# Ridgid 700?



## DesertOkie (Jul 15, 2011)

Ridgid 700 plus dies for $800. From what I have seen it's a decent deal. What do you guys think?


----------



## TallCoolOne (Dec 19, 2010)

Pretty good Deal, if you are looking for a power pony.

Do you have a 300 or similiar.

I have one but never use it, I use the 300 all the time


----------



## Gettinit (May 9, 2012)

Jump on it if its not hot! Then get the arm for it. They are the cats @$$.


----------



## rocksteady (Oct 8, 2008)

Yeah, that's a good deal if it's in good shape and not stolen.







Paul


----------



## DesertOkie (Jul 15, 2011)

rocksteady said:


> Yeah, that's a good deal if it's in good shape and not stolen.
> 
> Paul


I don't think it's hot the guy has a ridgid netter and some other stuff, says he is a plumber who got hurt and is retireing No pics so I don't know shape yet. it's an hour away so I might drive over and see it.


----------



## Will (Jun 6, 2010)

I like my 700. I use mine all the time. It's the best threader a repair plumber can get . If your doing new work, you will want the 300.


----------



## johnlewismcleod (Apr 6, 2012)

Snatch it up...that's a great deal. The power pony and a bumper mount vice are brilliant for taking up minimal space on the truck and still cranking out some screw piping whenever needed in the field.

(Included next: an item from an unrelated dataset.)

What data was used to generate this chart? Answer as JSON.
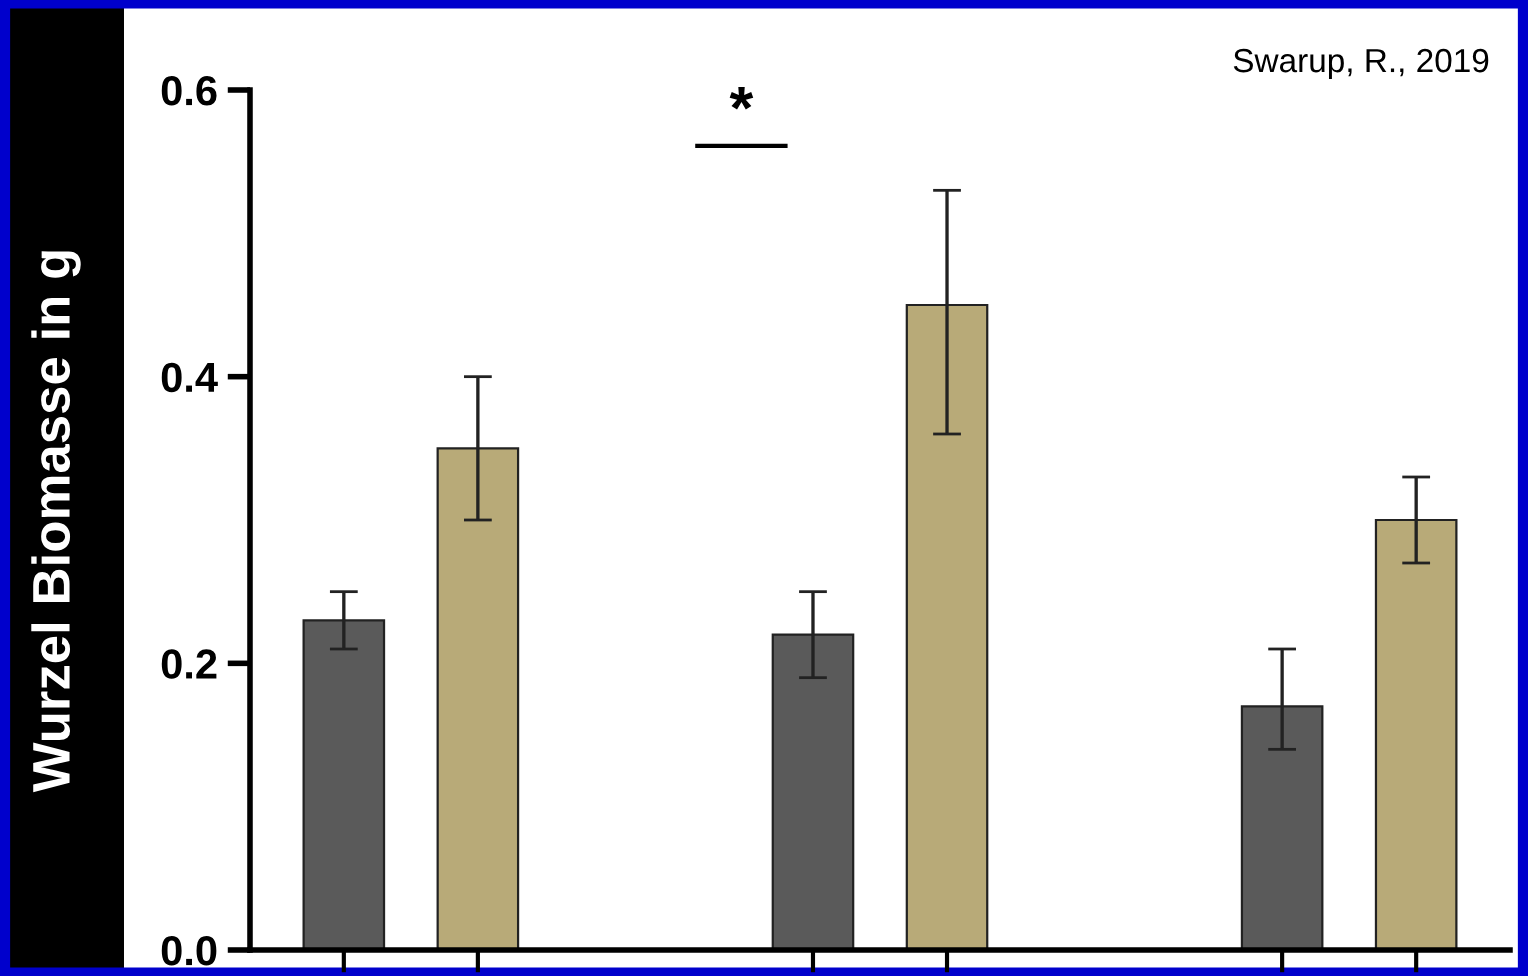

I paid $1100 for mine with no dies (already had them anyway, but just saying).


----------



## Titan Plumbing (Oct 8, 2009)

johnlewismcleod said:


> Snatch it up...that's a great deal. The power pony and a bumper mount vice are brilliant for taking up minimal space on the truck and still cranking out some screw piping whenever needed in the field.
> 
> I paid $1100 for mine with no dies (already had them anyway, but just saying).


Or you can use your chin to hold it under a house...whilst threading 2"


----------



## johnlewismcleod (Apr 6, 2012)

Titan Plumbing said:


> Or you can use your chin to hold it under a house...whilst threading 2"

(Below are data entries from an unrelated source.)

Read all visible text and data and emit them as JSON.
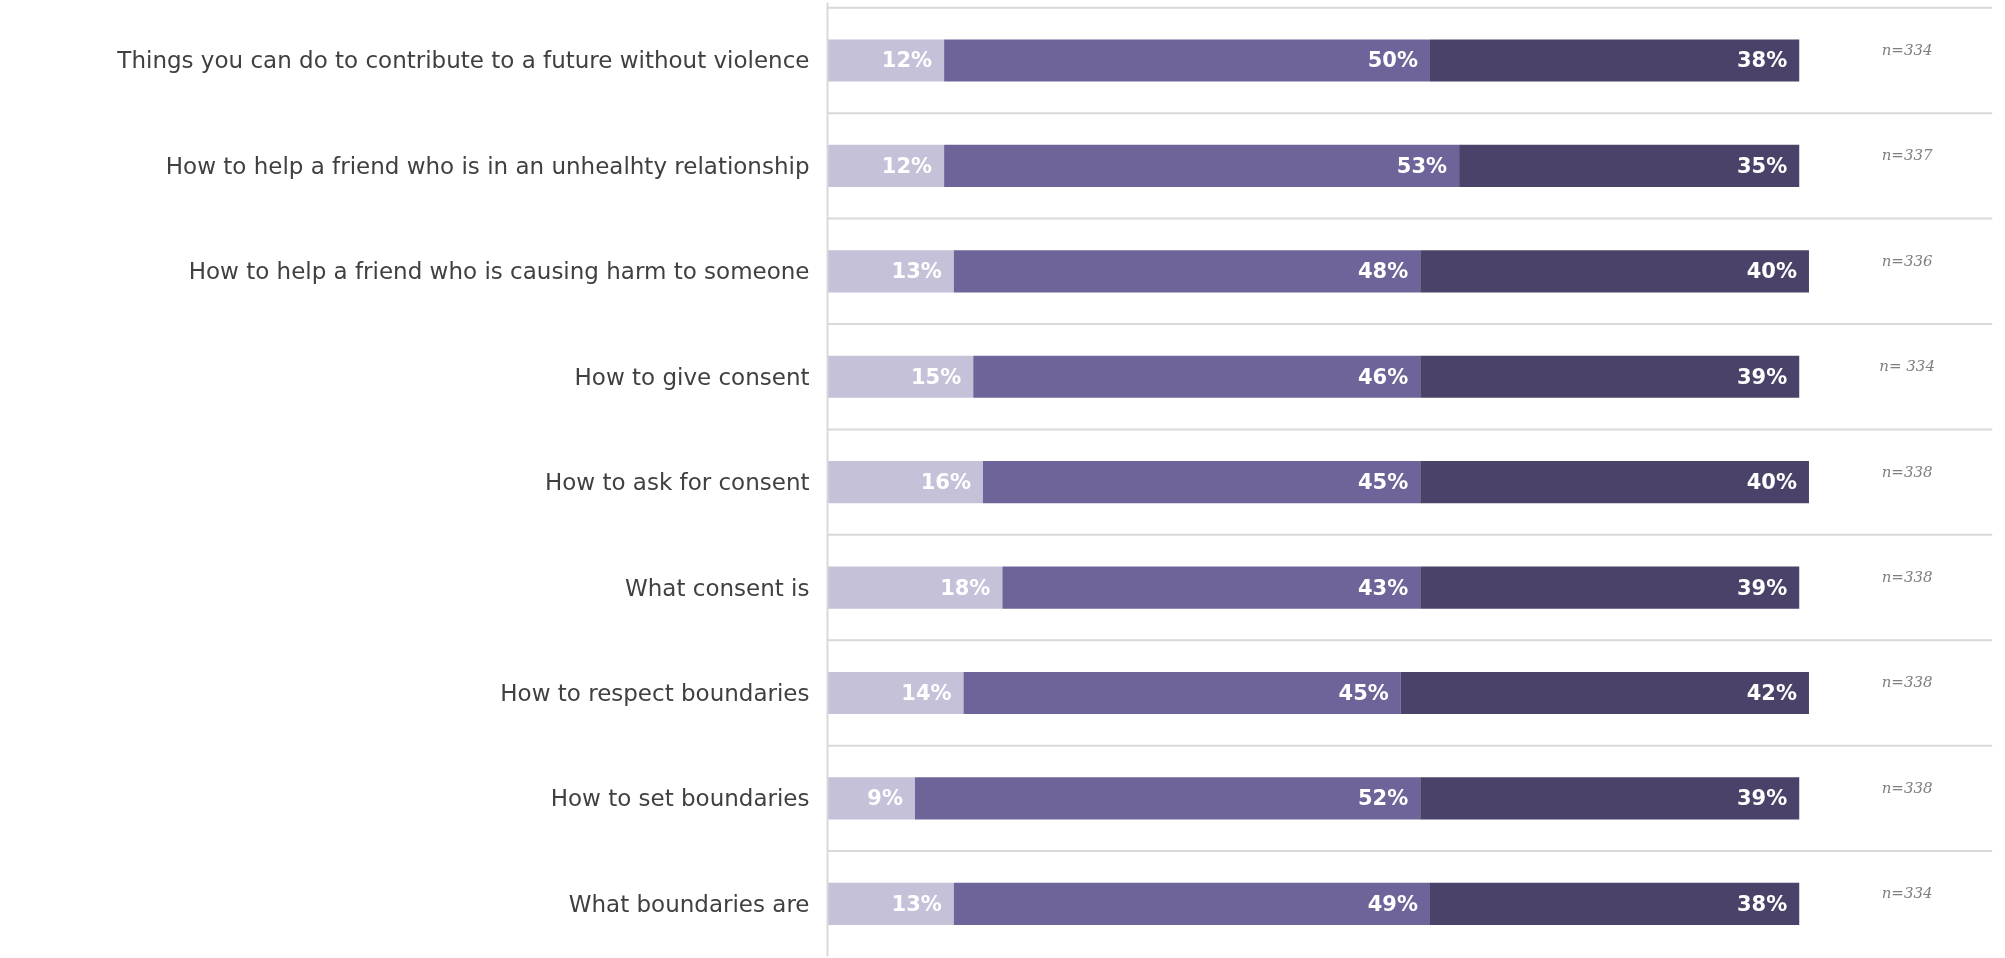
{
  "chart_data": {
    "type": "bar",
    "orientation": "horizontal",
    "stacked": true,
    "tick_labels": "y",
    "grid": "y",
    "categories": [
      "Things you can do to contribute to a future without violence",
      "How to help a friend who is in an unhealhty relationship",
      "How to help a friend who is causing harm to someone",
      "How to give consent",
      "How to ask for consent",
      "What consent is",
      "How to respect boundaries",
      "How to set boundaries",
      "What boundaries are"
    ],
    "series": [
      {
        "color": "#c5c1d9",
        "values": [
          12,
          12,
          13,
          15,
          16,
          18,
          14,
          9,
          13
        ],
        "value_labels": [
          "12%",
          "12%",
          "13%",
          "15%",
          "16%",
          "18%",
          "14%",
          "9%",
          "13%"
        ]
      },
      {
        "color": "#6e6499",
        "values": [
          50,
          53,
          48,
          46,
          45,
          43,
          45,
          52,
          49
        ],
        "value_labels": [
          "50%",
          "53%",
          "48%",
          "46%",
          "45%",
          "43%",
          "45%",
          "52%",
          "49%"
        ]
      },
      {
        "color": "#4a4268",
        "values": [
          38,
          35,
          40,
          39,
          40,
          39,
          42,
          39,
          38
        ],
        "value_labels": [
          "38%",
          "35%",
          "40%",
          "39%",
          "40%",
          "39%",
          "42%",
          "39%",
          "38%"
        ]
      }
    ],
    "annotations": [
      "n=334",
      "n=337",
      "n=336",
      "n= 334",
      "n=338",
      "n=338",
      "n=338",
      "n=338",
      "n=334"
    ]
  }
}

Ouch! Bet that cracked a few teeth


----------



## Titan Plumbing (Oct 8, 2009)

johnlewismcleod said:


> Ouch! Bet that cracked a few teeth


Actually it was the skeet thrower that busted my tooth...


----------



## Will (Jun 6, 2010)

I wont say how much I paid for mine, but it was a hell of a deal at a pawn shop. My 700 does most of my threading. New homes, remodels, and repairs. One of my favorite tools. You can use a nipple and wrench instead of the high dollar arm attachment.


----------



## Gettinit (May 9, 2012)

Will said:


> I wont say how much I paid for mine, but it was a hell of a deal at a pawn shop. My 700 does most of my threading. New homes, remodels, and repairs. One of my favorite tools. You can use a nipple and wrench instead of the high dollar arm attachment.


The arm attachment can be found cheap.


----------